Sim Dhaliwal — Former teacher, investment bank intern
After completing a politics degree, Sim started her career as a teacher in the West Midlands through the Teach First program. She first heard about Giving What We Can at university:
“I spent the years since university reading and thinking more about effective giving and taking the pledge. I felt like I could contribute by earning money to give away.”
“Giving What We Can helped motivate me to think about what I wanted from life and my work.
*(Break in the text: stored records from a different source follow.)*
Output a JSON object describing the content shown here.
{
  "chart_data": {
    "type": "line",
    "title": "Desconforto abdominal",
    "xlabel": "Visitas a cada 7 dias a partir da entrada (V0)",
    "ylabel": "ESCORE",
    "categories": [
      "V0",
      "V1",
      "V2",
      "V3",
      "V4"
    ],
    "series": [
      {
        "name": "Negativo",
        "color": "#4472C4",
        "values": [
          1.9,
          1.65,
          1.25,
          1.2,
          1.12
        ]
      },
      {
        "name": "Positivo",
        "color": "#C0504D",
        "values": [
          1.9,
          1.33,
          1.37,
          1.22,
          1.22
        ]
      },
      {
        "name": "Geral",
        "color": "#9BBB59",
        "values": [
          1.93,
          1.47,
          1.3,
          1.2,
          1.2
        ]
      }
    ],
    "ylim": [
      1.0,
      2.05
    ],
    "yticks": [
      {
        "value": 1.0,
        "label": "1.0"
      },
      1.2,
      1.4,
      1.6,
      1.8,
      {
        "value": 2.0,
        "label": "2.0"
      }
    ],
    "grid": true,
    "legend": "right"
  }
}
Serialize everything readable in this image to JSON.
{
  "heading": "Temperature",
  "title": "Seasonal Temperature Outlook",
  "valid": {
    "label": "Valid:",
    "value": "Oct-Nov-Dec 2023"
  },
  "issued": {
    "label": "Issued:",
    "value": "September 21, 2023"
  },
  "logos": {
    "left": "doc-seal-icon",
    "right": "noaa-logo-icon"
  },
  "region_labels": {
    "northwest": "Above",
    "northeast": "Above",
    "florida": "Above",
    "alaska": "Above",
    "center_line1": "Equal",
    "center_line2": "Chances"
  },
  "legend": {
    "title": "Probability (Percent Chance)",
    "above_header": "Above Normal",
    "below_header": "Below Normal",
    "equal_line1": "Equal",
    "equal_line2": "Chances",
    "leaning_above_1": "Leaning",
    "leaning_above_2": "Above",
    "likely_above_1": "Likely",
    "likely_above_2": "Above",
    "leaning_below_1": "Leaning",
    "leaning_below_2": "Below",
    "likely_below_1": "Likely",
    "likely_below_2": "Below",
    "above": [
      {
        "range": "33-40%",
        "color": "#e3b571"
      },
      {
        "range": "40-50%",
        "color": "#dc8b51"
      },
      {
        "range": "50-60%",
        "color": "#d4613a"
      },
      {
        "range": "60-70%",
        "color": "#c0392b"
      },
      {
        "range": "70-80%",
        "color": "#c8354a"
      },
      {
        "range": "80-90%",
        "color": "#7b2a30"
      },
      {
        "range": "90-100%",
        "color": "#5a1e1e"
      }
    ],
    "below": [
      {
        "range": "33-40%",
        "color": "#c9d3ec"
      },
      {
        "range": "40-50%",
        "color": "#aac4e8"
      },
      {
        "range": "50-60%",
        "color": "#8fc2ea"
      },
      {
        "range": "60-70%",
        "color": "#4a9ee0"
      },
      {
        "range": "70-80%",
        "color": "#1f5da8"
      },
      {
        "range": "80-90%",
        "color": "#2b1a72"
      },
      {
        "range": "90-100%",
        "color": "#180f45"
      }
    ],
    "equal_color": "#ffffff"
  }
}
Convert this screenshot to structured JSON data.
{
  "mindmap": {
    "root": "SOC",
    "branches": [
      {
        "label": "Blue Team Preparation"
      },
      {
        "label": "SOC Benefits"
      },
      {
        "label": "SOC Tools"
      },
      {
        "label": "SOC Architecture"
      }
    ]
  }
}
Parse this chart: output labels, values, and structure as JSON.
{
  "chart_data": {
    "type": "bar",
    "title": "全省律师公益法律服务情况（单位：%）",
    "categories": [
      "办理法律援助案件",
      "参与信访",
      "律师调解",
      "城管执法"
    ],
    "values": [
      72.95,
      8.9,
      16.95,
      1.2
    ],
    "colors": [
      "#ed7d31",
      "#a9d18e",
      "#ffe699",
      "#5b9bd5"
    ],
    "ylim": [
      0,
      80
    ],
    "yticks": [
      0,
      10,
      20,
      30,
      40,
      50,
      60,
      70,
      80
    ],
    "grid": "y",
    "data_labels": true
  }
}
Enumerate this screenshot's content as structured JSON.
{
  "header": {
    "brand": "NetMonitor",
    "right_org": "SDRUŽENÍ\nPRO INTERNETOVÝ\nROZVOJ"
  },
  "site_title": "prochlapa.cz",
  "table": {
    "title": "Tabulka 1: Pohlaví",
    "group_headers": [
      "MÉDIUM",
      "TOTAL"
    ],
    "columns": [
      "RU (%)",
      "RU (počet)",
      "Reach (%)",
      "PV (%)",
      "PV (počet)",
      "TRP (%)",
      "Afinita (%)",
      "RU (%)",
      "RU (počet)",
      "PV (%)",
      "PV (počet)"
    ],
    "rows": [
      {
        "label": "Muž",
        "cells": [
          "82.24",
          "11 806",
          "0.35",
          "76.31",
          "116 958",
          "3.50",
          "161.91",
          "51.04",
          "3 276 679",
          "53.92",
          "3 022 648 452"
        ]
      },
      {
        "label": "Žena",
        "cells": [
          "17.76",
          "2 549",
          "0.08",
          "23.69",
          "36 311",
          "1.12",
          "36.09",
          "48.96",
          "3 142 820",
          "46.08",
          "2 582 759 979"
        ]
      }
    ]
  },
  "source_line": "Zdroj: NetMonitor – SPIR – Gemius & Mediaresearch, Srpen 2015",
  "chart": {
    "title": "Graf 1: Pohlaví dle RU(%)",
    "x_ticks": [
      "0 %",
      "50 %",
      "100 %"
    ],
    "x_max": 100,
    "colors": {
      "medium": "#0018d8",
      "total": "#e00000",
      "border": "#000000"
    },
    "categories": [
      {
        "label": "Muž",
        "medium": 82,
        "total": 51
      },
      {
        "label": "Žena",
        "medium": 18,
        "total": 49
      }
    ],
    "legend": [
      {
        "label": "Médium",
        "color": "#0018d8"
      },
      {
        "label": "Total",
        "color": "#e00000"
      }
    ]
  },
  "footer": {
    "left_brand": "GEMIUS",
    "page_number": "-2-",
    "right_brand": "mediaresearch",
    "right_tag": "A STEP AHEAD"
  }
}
It was a contributing factor in giving me the confidence and impetus to apply for an internship in banking (through Teach First). When I got the offer from the bank, I signed the pledge online, which was a very important day for me!”
“I feel like the pledge will make sure I am always engaged with ideas about how to make a difference most effectively. Remembering just how lucky I am to have been born where I was, have the family that I do and the opportunities that I have had.
“Nobody needs to have loads of money. I think I’ll be happier knowing that I´ve got a bit less but that will make a significant difference somewhere else. I’m not ashamed to say that I hope it enriches my life and increases my happiness, as well as those that it reaches!”